The food bank is located at 1900 Thau Way (at Constitution Way) — to share whatever you can. The hours are 9 a.m. – 5 p.m. Monday, Wednesday and Friday; 10:30 a.m. – 6:30 p.m. Tuesday; 11:30 a.m. – 3:30 p.m. Thursday; and 9:30 a.m. – 1:30 p.m. on the second and third Saturday of every month.
There are spots to drop off food around town, too, such as at the Alameda Main Library and in Alameda Town Centre (at Color Me Mine).
And feel free to get creative when reaching out.
After watching a movie about a homeless man in Los Angeles, “The Soloist,” over the holidays, I found myself helping Mary and her three children collect cardboard boxes this weekend on Lincoln Avenue.
The family also was asking for glass bottles, milk containers and other recyclables that can be exchanged for cash at area recycling centers. I went through my recycling bin to pitch in and then found a few more residents willing to do the same.

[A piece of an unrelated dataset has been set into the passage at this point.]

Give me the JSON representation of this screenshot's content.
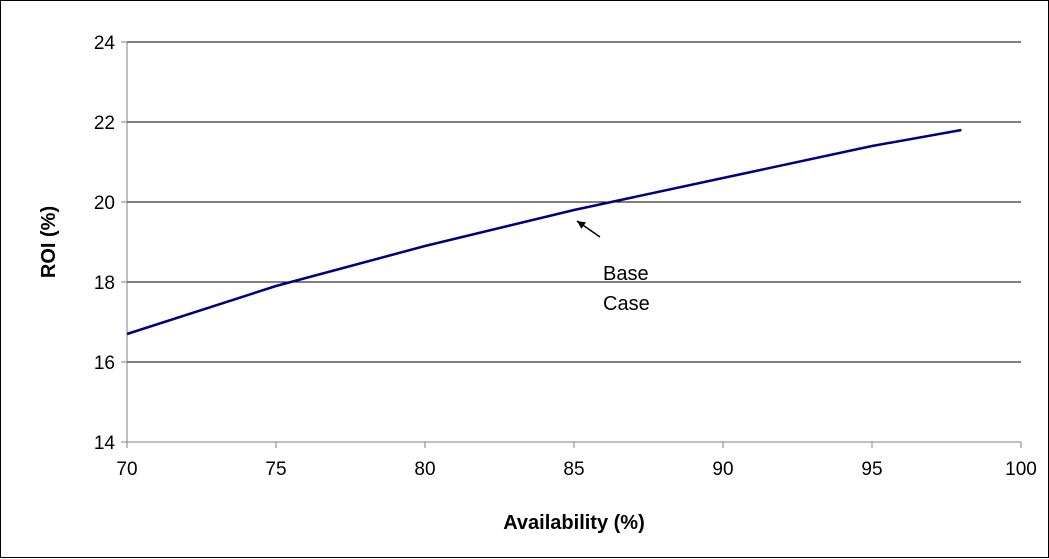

I understand that some community members may not want others to go through their trashcans. So, as I have seen some residents do in Oakland, just put the recyclables that may be worth some change, in a separate bag or container, if you can. And you might try doing the same with your old cardboard.
It’s quite likely that someone in need, such as Mary and her three kids, would be more than happy to take care of those discarded items — and doing so might be more helpful to them than you might imagine.